About Claire Danes
First, a disclaimer: it is most often weird and gross to comment on the physical characteristics of women in general and actresses specifically, and doing so typically accomplishes little outside of reinforcing sexist double standards.
So I feel some trepidation in doing this, but after watching eight full hours of The Beast in Me, Netflix's latest entry into the mid TV canon, I can't help but express thanks, on this Thanksgiving eve, for the face and neck of Claire Danes.
I have been watching Claire Danes since she was 15 years old on My So-Called Life. I've followed her through Romeo + Juliet, The Family Stone, and the first three-ish seasons of Homeland, peed next to her in neighboring bathroom stalls at the Sunshine theater (RIP), and sat one restaurant table over from her and Billy Crudup when they were doing that whole thing. I even paid real currency to see Brokedown Palace.
Claire Danes is now 46. In The Beast in Me, she plays a fancy writer who, in the wake of her whole life falling apart, must contend with Matthew Rhys as her new, probably-a-murderer next-door neighbor. A lot has been written about the perfect reptilian charm that Rhys gives his character, and the barometer-like tendency of Danes's tremulous chin to convey inner turmoil. But it's her face that got me. And her neck. Because they look like they belong to an actual 46-year-old woman.
Again, it feels weird to remark on this, particularly as a woman. But it's even weirder for an ostensibly unaltered middle-aged female visage to be such a rarity on TV, or any screen. Seeing one feels as remarkable as catching the appearance of a comet or full solar eclipse. And that makes me sad. Sadder still because I get why actresses feel the need to fuck with their faces, necks, and really any body part that can be captured on camera and then vivisected by people like me.
It's quite easy for me, a relatively anonymous person, to sit here in the shelter of my computer and bloviate about what actresses (and actors, while we're at it) should and shouldn't do to themselves in the name of bankability, and to say that they have a public duty not to perpetuate impossible physical standards for the rest of us. I mean, I wish they wouldn't, just as I wish the onus hasn't always been on women to adhere to such standards while Woody Allen gets to make a movie where Julia Roberts leaves her husband for him.

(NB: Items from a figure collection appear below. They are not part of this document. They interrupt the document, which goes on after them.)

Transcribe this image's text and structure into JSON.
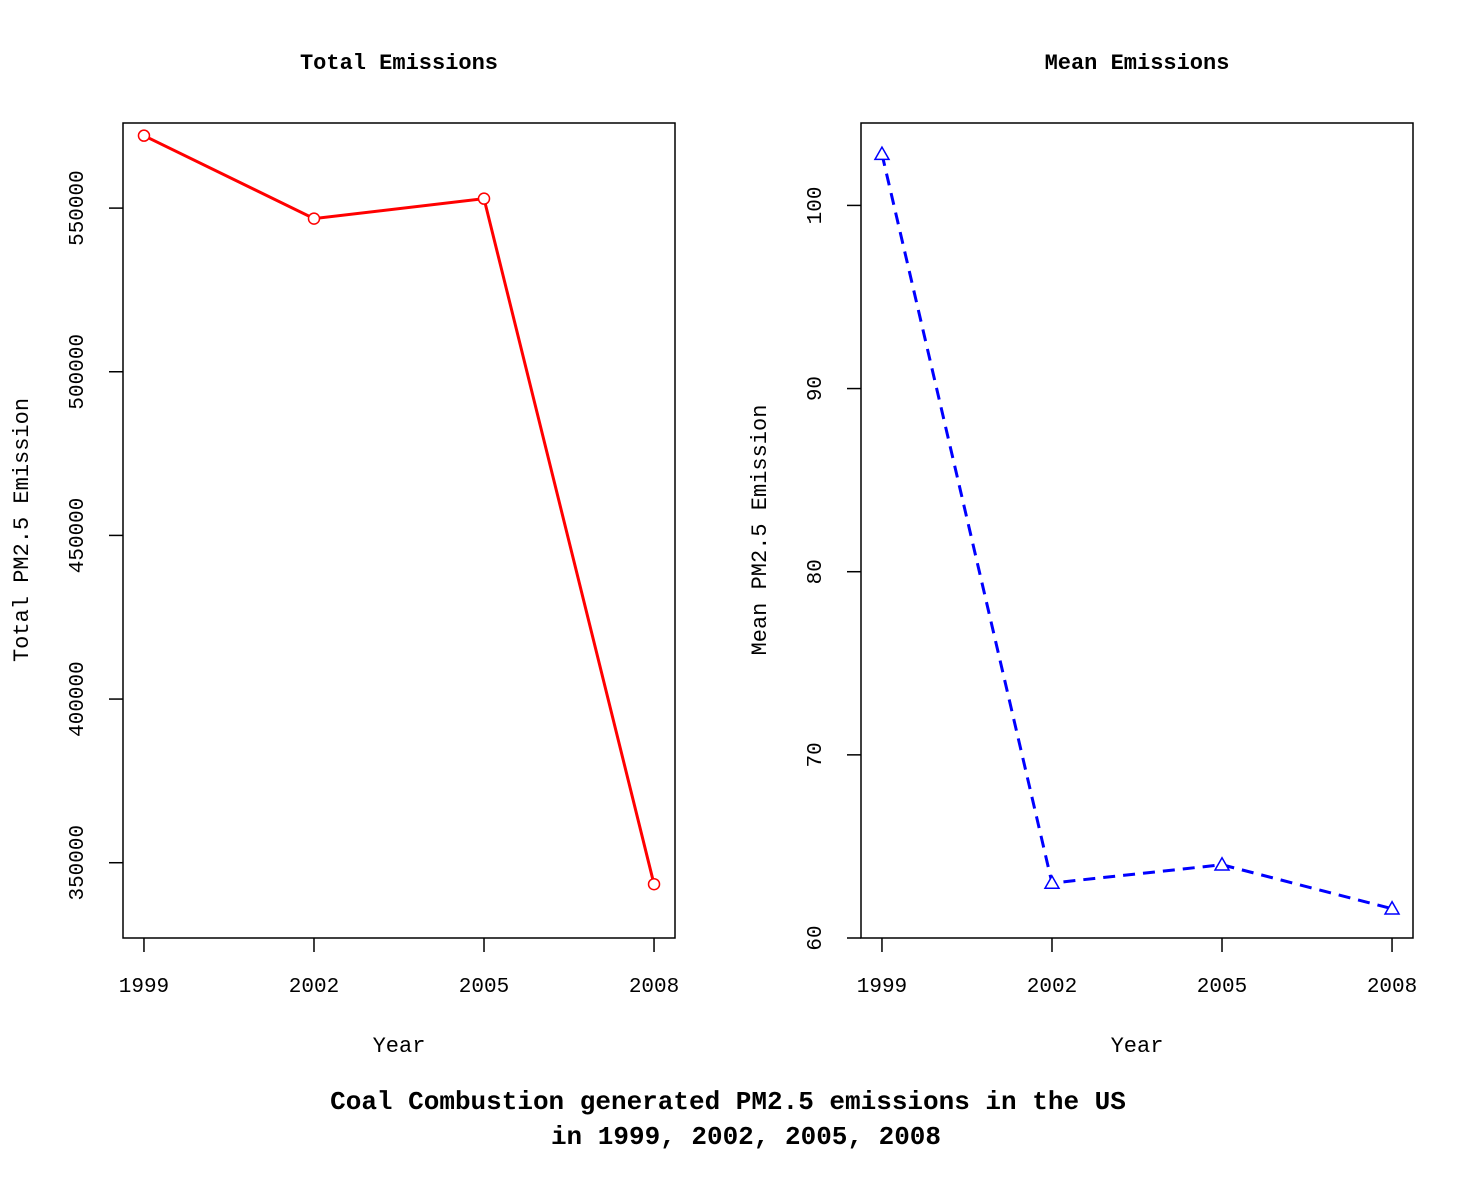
{
  "main_title": {
    "line1": "Coal Combustion generated PM2.5 emissions in the US",
    "line2": "in 1999, 2002, 2005, 2008"
  },
  "chart_data": [
    {
      "type": "line",
      "title": "Total Emissions",
      "xlabel": "Year",
      "ylabel": "Total PM2.5 Emission",
      "x": [
        1999,
        2002,
        2005,
        2008
      ],
      "values": [
        572126,
        546789,
        552881,
        343432
      ],
      "xlim": [
        1998.63,
        2008.37
      ],
      "ylim": [
        327000,
        576000
      ],
      "xticks": [
        "1999",
        "2002",
        "2005",
        "2008"
      ],
      "yticks": [
        "350000",
        "400000",
        "450000",
        "500000",
        "550000"
      ],
      "ytick_values": [
        350000,
        400000,
        450000,
        500000,
        550000
      ],
      "color": "#ff0000",
      "line_style": "solid",
      "marker": "circle",
      "grid": false
    },
    {
      "type": "line",
      "title": "Mean Emissions",
      "xlabel": "Year",
      "ylabel": "Mean PM2.5 Emission",
      "x": [
        1999,
        2002,
        2005,
        2008
      ],
      "values": [
        102.8,
        63.0,
        64.0,
        61.6
      ],
      "xlim": [
        1998.63,
        2008.37
      ],
      "ylim": [
        60,
        104.5
      ],
      "xticks": [
        "1999",
        "2002",
        "2005",
        "2008"
      ],
      "yticks": [
        "60",
        "70",
        "80",
        "90",
        "100"
      ],
      "ytick_values": [
        60,
        70,
        80,
        90,
        100
      ],
      "color": "#0000ff",
      "line_style": "dashed",
      "marker": "triangle",
      "grid": false
    }
  ]
}
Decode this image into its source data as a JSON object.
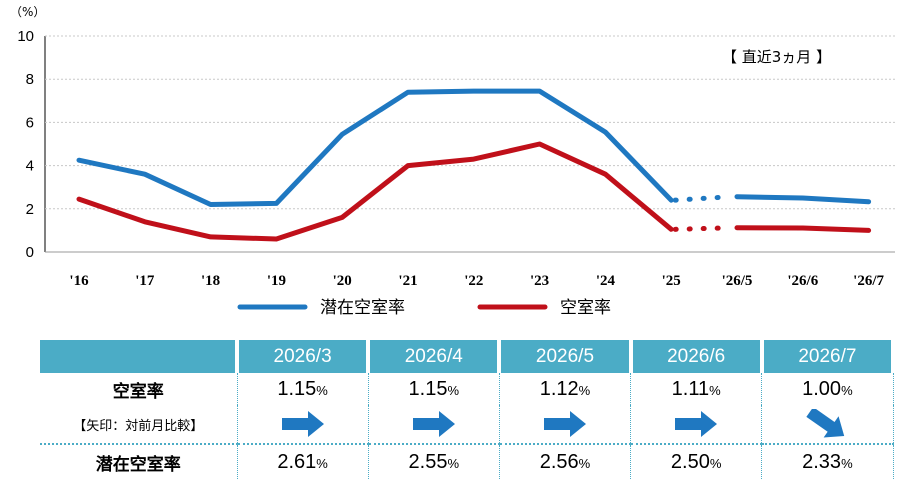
{
  "chart_data": {
    "type": "line",
    "unit_label": "（%）",
    "note": "【 直近3ヵ月 】",
    "yticks": [
      "10",
      "8",
      "6",
      "4",
      "2",
      "0"
    ],
    "ylim": [
      0,
      10
    ],
    "categories": [
      "'16",
      "'17",
      "'18",
      "'19",
      "'20",
      "'21",
      "'22",
      "'23",
      "'24",
      "'25",
      "'26/5",
      "'26/6",
      "'26/7"
    ],
    "series": [
      {
        "name": "潜在空室率",
        "color": "#1f78c1",
        "annual": [
          4.25,
          3.6,
          2.2,
          2.25,
          5.45,
          7.4,
          7.45,
          7.45,
          5.55,
          2.4
        ],
        "recent": [
          2.56,
          2.5,
          2.33
        ]
      },
      {
        "name": "空室率",
        "color": "#c0101a",
        "annual": [
          2.45,
          1.4,
          0.7,
          0.6,
          1.6,
          4.0,
          4.3,
          5.0,
          3.6,
          1.05
        ],
        "recent": [
          1.12,
          1.11,
          1.0
        ]
      }
    ]
  },
  "table": {
    "months": [
      "2026/3",
      "2026/4",
      "2026/5",
      "2026/6",
      "2026/7"
    ],
    "vacancy_label": "空室率",
    "arrow_note": "【矢印：対前月比較】",
    "potential_label": "潜在空室率",
    "pct_sign": "%",
    "vacancy_values": [
      "1.15",
      "1.15",
      "1.12",
      "1.11",
      "1.00"
    ],
    "potential_values": [
      "2.61",
      "2.55",
      "2.56",
      "2.50",
      "2.33"
    ],
    "arrows": [
      "right-arrow-icon",
      "right-arrow-icon",
      "right-arrow-icon",
      "right-arrow-icon",
      "down-right-arrow-icon"
    ],
    "header_color": "#4bacc6",
    "arrow_color": "#1f78c1"
  }
}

But this is the world we live in, and as such I remain compelled to give thanks to Claire Danes for what shouldn't count as bravery but is. We've been through a lot of years, her and I. Her face is almost as familiar to me as my own. And when I see it in an otherwise mostly ridiculous Netflix limited series, I don't see plot holes and convenient narrative contrivances. I see the world I want to live in.